Katie’s last blog post..A friend in trouble
I still have a hard time understanding people who have no qualms talking about their finances. My bf, for example, loooves blabbing to his whole family how I lost my job, how we’re barely covering expenses, how much debt we’re in, and generally how crappy we’re doing overall. We’re not asking anyone for assistance, so it seems pretty pointless to negatively color their perceptions of us, as you say.
I’ve been out of work for 2 months to the day and I haven’t told my own mother. She’s not in a position to help us anyway. Basically, I only want to share good news. The rest is unnecessary.
Hops’s last blog post..Pull out some hope for me
@Everyone.
I’m glad it’s not just me and my perceptions about family and money. These comments seem to indicate that there’s a lot of families/people out there that have problems with revealing too little, AND too much information to their families.
@Hops,
Hope you find another job, just hang in there and it’ll happen.
Here’s something I’ve run into in the past – My wife’s parents are very well off, living in a million dollar home, semi-retired, traveling all year round. My wife is used to their standard of living, so when she sees our little house, our savings, and monthly bills, by the standards that she’s used to she thinks we’re poor.
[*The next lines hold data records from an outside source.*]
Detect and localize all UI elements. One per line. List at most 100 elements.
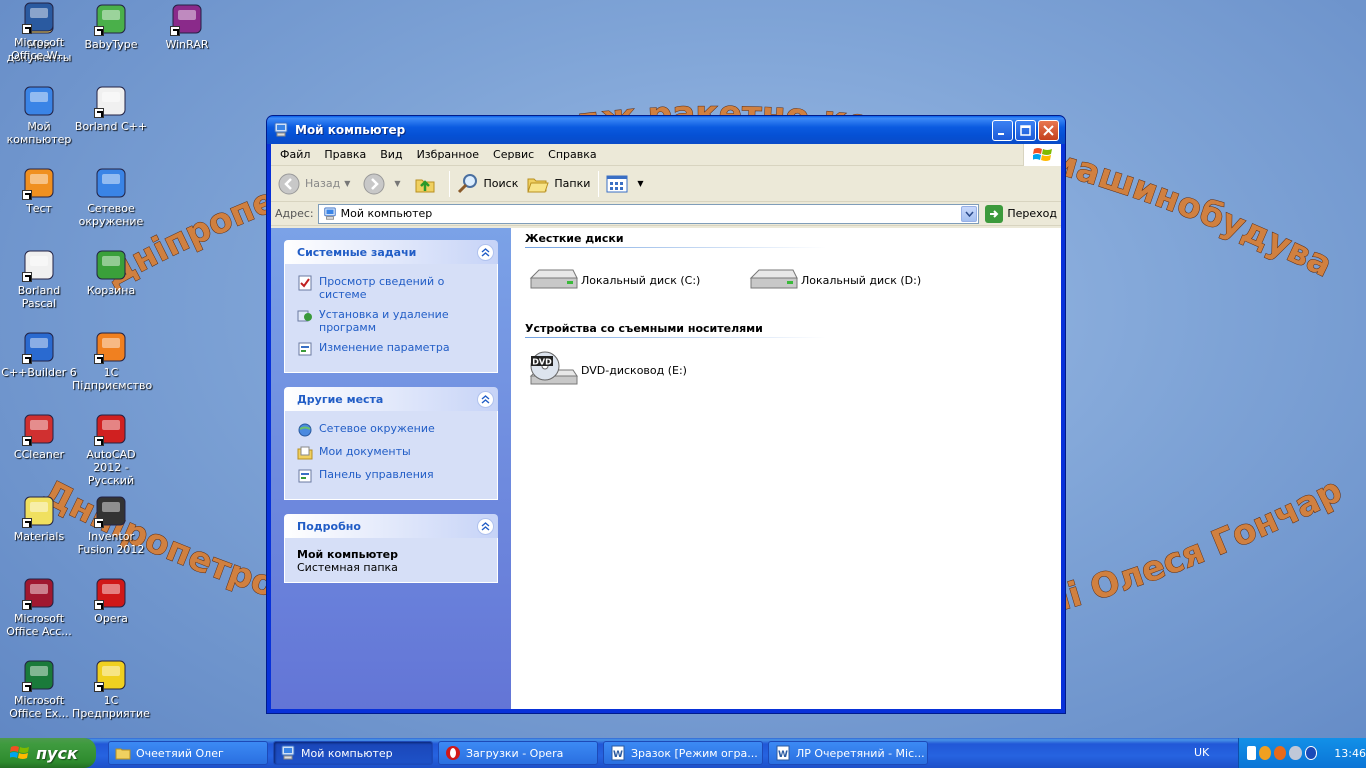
desktop-icon-borland-pascal[interactable]: Borland Pascal bbox=[0, 248, 78, 310]
desktop-icon-my-computer[interactable]: Мой компьютер bbox=[0, 84, 78, 146]
details-header[interactable]: Подробно bbox=[284, 514, 498, 538]
toolbar: Назад ▼ ▼ Поиск Папки ▼ bbox=[271, 166, 1061, 202]
minimize-button[interactable] bbox=[992, 119, 1013, 141]
desktop-icon-test[interactable]: Тест bbox=[0, 166, 78, 215]
my-computer-icon bbox=[281, 745, 295, 760]
desktop-icon-label: Сетевое окружение bbox=[78, 202, 144, 228]
desktop-icon-borland-cpp[interactable]: Borland C++ bbox=[72, 84, 150, 133]
shortcut-arrow-icon bbox=[22, 190, 32, 200]
task-word-lab[interactable]: W ЛР Очеретяний - Mic... bbox=[768, 741, 928, 765]
clock[interactable]: 13:46 bbox=[1334, 747, 1366, 760]
maximize-icon bbox=[1020, 124, 1031, 136]
menu-favorites[interactable]: Избранное bbox=[410, 148, 486, 161]
drive-e[interactable]: DVD DVD-дисковод (E:) bbox=[527, 350, 745, 390]
desktop-icon-ccleaner[interactable]: CCleaner bbox=[0, 412, 78, 461]
collapse-icon[interactable] bbox=[477, 243, 494, 261]
task-change-setting[interactable]: Изменение параметра bbox=[297, 341, 487, 357]
task-my-computer[interactable]: Мой компьютер bbox=[273, 741, 433, 765]
go-button[interactable]: Переход bbox=[985, 204, 1057, 223]
language-indicator[interactable]: UK bbox=[1194, 746, 1209, 759]
menu-file[interactable]: Файл bbox=[273, 148, 317, 161]
address-label: Адрес: bbox=[275, 207, 314, 220]
hard-drive-icon bbox=[529, 269, 578, 289]
tray-arrow-icon[interactable] bbox=[1247, 746, 1256, 760]
inventor-icon bbox=[94, 494, 128, 528]
menu-view[interactable]: Вид bbox=[373, 148, 409, 161]
window-title: Мой компьютер bbox=[295, 123, 406, 137]
desktop-icon-label: Тест bbox=[26, 202, 52, 215]
tray-network-icon[interactable] bbox=[1289, 746, 1302, 760]
menu-help[interactable]: Справка bbox=[541, 148, 603, 161]
collapse-icon[interactable] bbox=[477, 517, 494, 535]
desktop-icon-ms-excel[interactable]: Microsoft Office Ex... bbox=[0, 658, 78, 720]
system-tasks-header[interactable]: Системные задачи bbox=[284, 240, 498, 264]
desktop-icon-label: BabyType bbox=[84, 38, 138, 51]
task-word-sample[interactable]: W Зразок [Режим огра... bbox=[603, 741, 763, 765]
start-button[interactable]: пуск bbox=[0, 738, 96, 768]
dvd-drive-icon: DVD bbox=[529, 351, 578, 385]
desktop-icon-inventor[interactable]: Inventor Fusion 2012 bbox=[72, 494, 150, 556]
ms-excel-icon bbox=[22, 658, 56, 692]
word-document-icon: W bbox=[611, 745, 625, 761]
collapse-icon[interactable] bbox=[477, 390, 494, 408]
menu-edit[interactable]: Правка bbox=[317, 148, 373, 161]
address-input[interactable]: Мой компьютер bbox=[317, 203, 980, 224]
drive-c[interactable]: Локальный диск (C:) bbox=[527, 260, 745, 300]
add-remove-programs-icon bbox=[297, 310, 312, 322]
task-view-system-info[interactable]: Просмотр сведений о системе bbox=[297, 275, 487, 301]
desktop-icon-recycle-bin[interactable]: Корзина bbox=[72, 248, 150, 297]
materials-icon bbox=[22, 494, 56, 528]
shortcut-arrow-icon bbox=[94, 600, 104, 610]
opera-icon bbox=[446, 746, 460, 760]
views-button[interactable]: ▼ bbox=[605, 172, 647, 196]
address-dropdown-button[interactable] bbox=[961, 205, 978, 222]
drive-d[interactable]: Локальный диск (D:) bbox=[747, 260, 965, 300]
task-folder[interactable]: Очеетяий Олег bbox=[108, 741, 268, 765]
desktop-icon-autocad[interactable]: AutoCAD 2012 - Русский bbox=[72, 412, 150, 487]
desktop-icon-opera[interactable]: Opera bbox=[72, 576, 150, 625]
desktop-icon-cppbuilder[interactable]: C++Builder 6 bbox=[0, 330, 78, 379]
borland-cpp-icon bbox=[94, 84, 128, 118]
folder-up-icon bbox=[415, 179, 435, 192]
forward-dropdown-icon[interactable]: ▼ bbox=[394, 179, 400, 188]
desktop-icon-winrar[interactable]: WinRAR bbox=[148, 2, 226, 51]
place-network[interactable]: Сетевое окружение bbox=[297, 422, 487, 438]
opera-icon bbox=[94, 576, 128, 610]
maximize-button[interactable] bbox=[1015, 119, 1036, 141]
place-my-documents[interactable]: Мои документы bbox=[297, 445, 487, 461]
place-control-panel[interactable]: Панель управления bbox=[297, 468, 487, 484]
title-bar[interactable]: Мой компьютер bbox=[267, 116, 1065, 144]
desktop-icon-label: Мой компьютер bbox=[6, 120, 72, 146]
tray-app-icon[interactable] bbox=[1258, 746, 1272, 760]
task-opera[interactable]: Загрузки - Opera bbox=[438, 741, 598, 765]
up-button[interactable] bbox=[413, 172, 441, 196]
task-add-remove-programs[interactable]: Установка и удаление программ bbox=[297, 308, 487, 334]
forward-button[interactable]: ▼ bbox=[362, 172, 404, 196]
close-button[interactable] bbox=[1038, 119, 1059, 141]
tray-security-icon[interactable] bbox=[1304, 746, 1318, 760]
desktop-icon-1c-ua[interactable]: 1С Підприємство bbox=[72, 330, 152, 392]
views-dropdown-icon[interactable]: ▼ bbox=[637, 179, 643, 188]
search-button[interactable]: Поиск bbox=[456, 172, 518, 196]
desktop-icon-label: Borland C++ bbox=[74, 120, 148, 133]
other-places-header[interactable]: Другие места bbox=[284, 387, 498, 411]
shortcut-arrow-icon bbox=[94, 518, 104, 528]
desktop-icon-network[interactable]: Сетевое окружение bbox=[72, 166, 150, 228]
drive-e-label: DVD-дисковод (E:) bbox=[581, 363, 687, 377]
back-dropdown-icon[interactable]: ▼ bbox=[344, 179, 350, 188]
desktop-icon-babytype[interactable]: BabyType bbox=[72, 2, 150, 51]
shortcut-arrow-icon bbox=[94, 108, 104, 118]
desktop-icon-ms-access[interactable]: Microsoft Office Acc... bbox=[0, 576, 78, 638]
folders-button[interactable]: Папки bbox=[526, 172, 590, 196]
tray-opera-icon[interactable] bbox=[1274, 746, 1287, 760]
my-computer-icon bbox=[274, 122, 288, 137]
desktop-icon-ms-word[interactable]: Microsoft Office W... bbox=[0, 0, 78, 62]
menu-tools[interactable]: Сервис bbox=[486, 148, 541, 161]
desktop-icon-materials[interactable]: Materials bbox=[0, 494, 78, 543]
desktop-icon-label: CCleaner bbox=[13, 448, 65, 461]
ms-access-icon bbox=[22, 576, 56, 610]
desktop-icon-label: AutoCAD 2012 - Русский bbox=[86, 448, 136, 487]
task-label: Загрузки - Opera bbox=[466, 746, 564, 760]
desktop-icon-1c-ru[interactable]: 1С Предприятие bbox=[72, 658, 150, 720]
back-button[interactable]: Назад ▼ bbox=[277, 172, 354, 196]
By no means are we poor – we have no debt, own our house, and have a decent amount in savings – but still, since she is used to a different standard of living, she thinks we aren’t doing well. Because of that she shares with her mother who now thinks we’re barely scraping by, and ends up sending us checks and paying for trips that we don’t really need. Because of this, we constantly feel like we need to be indebted to them, and it ends up causing issues.
Family, money and perceptions of how you are doing can be a real problem. We’re working through it, and I think it’s been getting better, but it can sometimes be a real pain.
pete @ biblemoneymatters’s last blog post..Money Management Made Simple – Enveloping
I’ve learned to just keep my mouth shut about any kind of figures.
I used to be open and honest, if someone wanted to know, I’d tell em. Now, if they’re persistent, I’d just give ‘em a range.
I noticed that while they seem not to judge my income (which is much, much higher than theirs, usually) or me, that in future conversations it will get brought up. I will get served this “you think you’re holier than us” kinda attitude on a silver platter, and I just got tired of hearing it. Or the ever popular “You don’t know what it’s like for us” when we all grew up together, with the same backgrounds, and I just happened to make a couple different choices later in my life.
So I just let it go now. There’s no reason to discuss figures.